La lettre appelle au gouvernement canadien de cesser son silence concernant la répression ordonnée par l’État et questionne le manque de couverture médiatique canadienne sur les manifestations massives en Équateur, comparant à la vigueur avec laquelle les médias couvrent les manifestations tels à Hong Kong ou au Venezuela.
La lettre dénonce toutes tentatives des compagnies minières canadiennes sur l’utilisation de cette crise économique et politique pour poursuivre et accroitre leurs investissement, soulignant que l’exploitation minière canadienne ne résoudrait pas la crise de la dette extérieure.

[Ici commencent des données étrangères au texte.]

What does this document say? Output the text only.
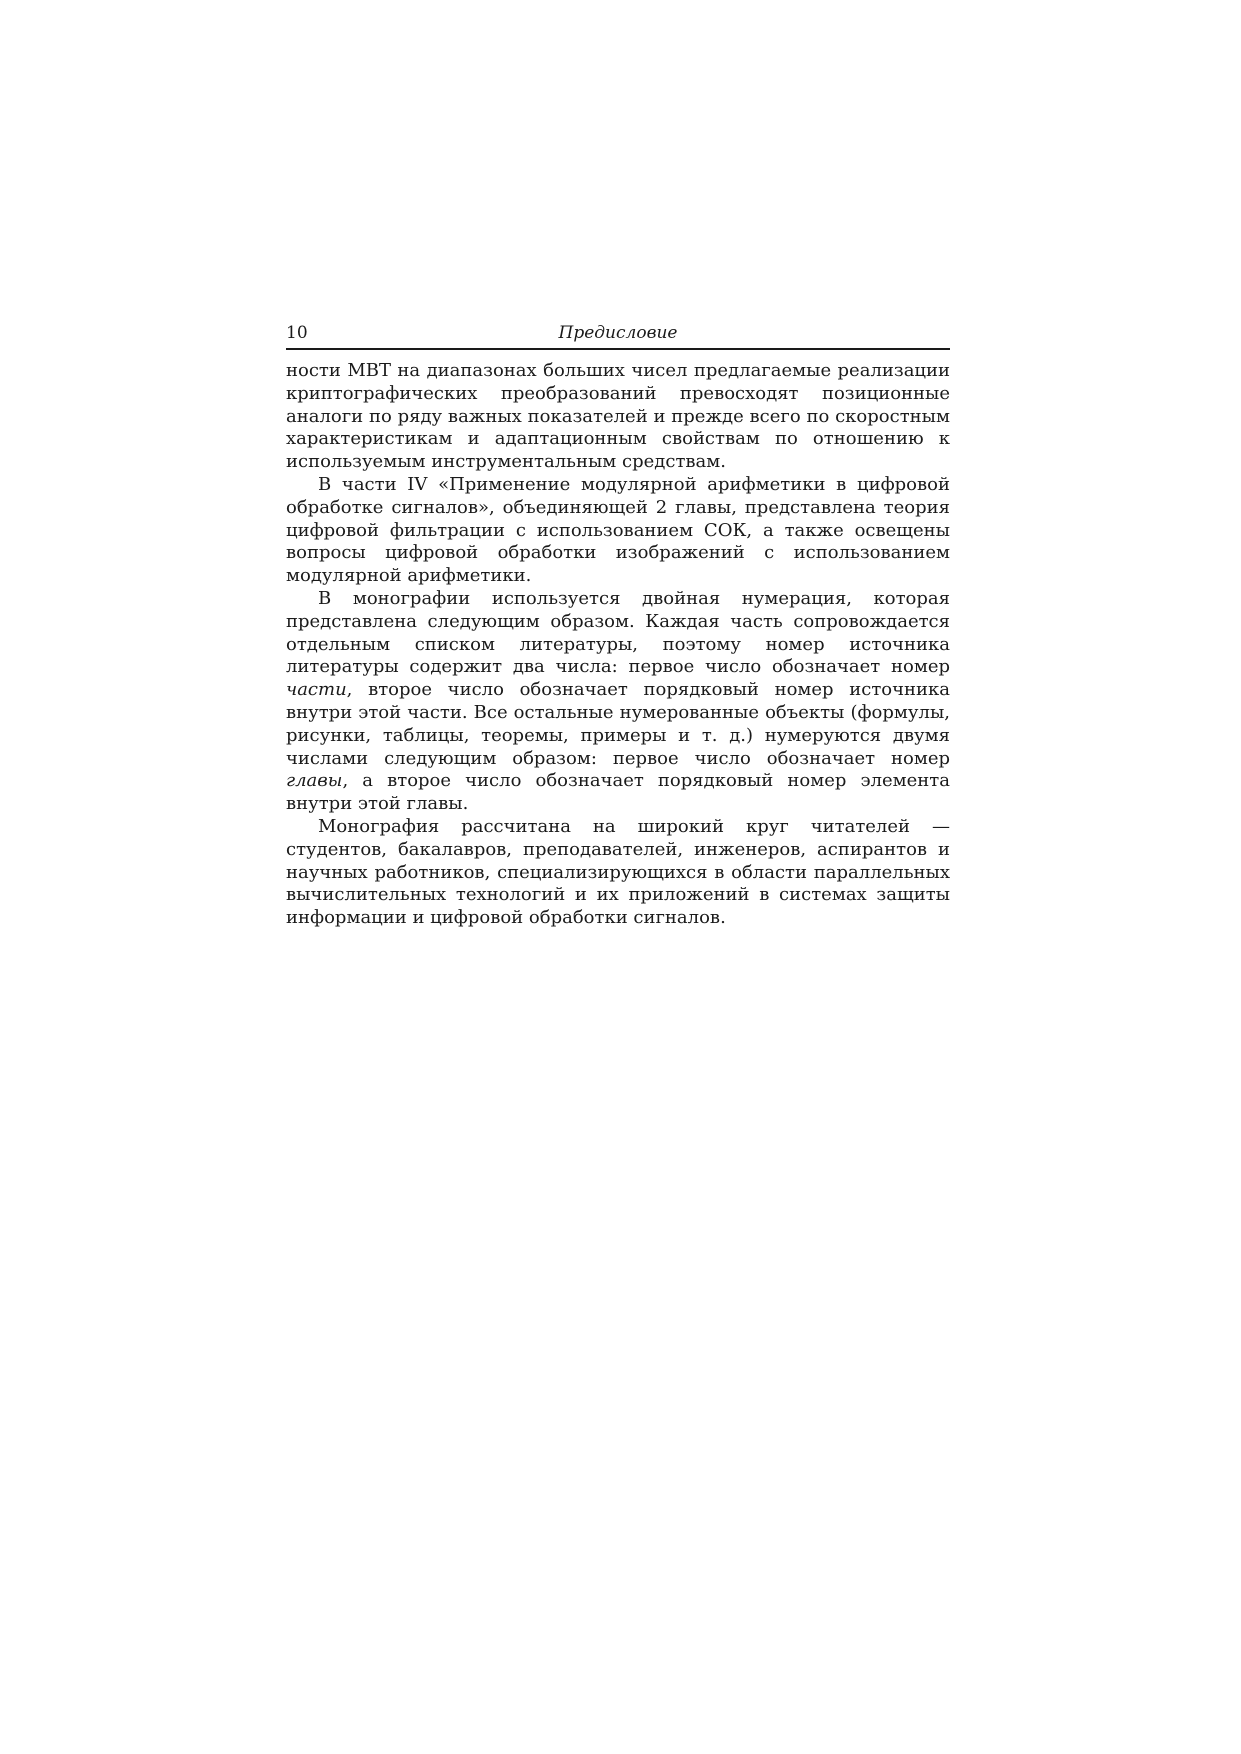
10	Предисловие

ности МВТ на диапазонах больших чисел предлагаемые реализации криптографических преобразований превосходят позиционные аналоги по ряду важных показателей и прежде всего по скоростным характеристикам и адаптационным свойствам по отношению к используемым инструментальным средствам.

В части IV «Применение модулярной арифметики в цифровой обработке сигналов», объединяющей 2 главы, представлена теория цифровой фильтрации с использованием СОК, а также освещены вопросы цифровой обработки изображений с использованием модулярной арифметики.

В монографии используется двойная нумерация, которая представлена следующим образом. Каждая часть сопровождается отдельным списком литературы, поэтому номер источника литературы содержит два числа: первое число обозначает номер части, второе число обозначает порядковый номер источника внутри этой части. Все остальные нумерованные объекты (формулы, рисунки, таблицы, теоремы, примеры и т. д.) нумеруются двумя числами следующим образом: первое число обозначает номер главы, а второе число обозначает порядковый номер элемента внутри этой главы.

Монография рассчитана на широкий круг читателей — студентов, бакалавров, преподавателей, инженеров, аспирантов и научных работников, специализирующихся в области параллельных вычислительных технологий и их приложений в системах защиты информации и цифровой обработки сигналов.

« Présentement, la majorité des compagnies minières actives en Équateur sont des compagnies canadiennes qui détiennent plus de 40 projets, dont la population s’oppose activement. Nous remarquons que les compagnies utilisent la crise de la dette extérieure pour faire la promotion de leurs projets et nous nous inquiétons que cela ne va qu’aggraver les représailles contre les communautés autochtones, les paysan.e.s et les populations rurales qui manifestent à juste titre contre l’expansion des activités extractives sur leur territoire », nous dit Kirsten Francescone, la coordinatrice d’Amérique Latine pour MinningWatch Canada. « Le peuple équatorien devrait être capable de décider comment ils.elles veulent vivre, spécialement si la population a choisi des moyens de subsistance plutôt que l’exploitation minière. Nous n’avons pas besoin de plus de désastre minier dans le monde.»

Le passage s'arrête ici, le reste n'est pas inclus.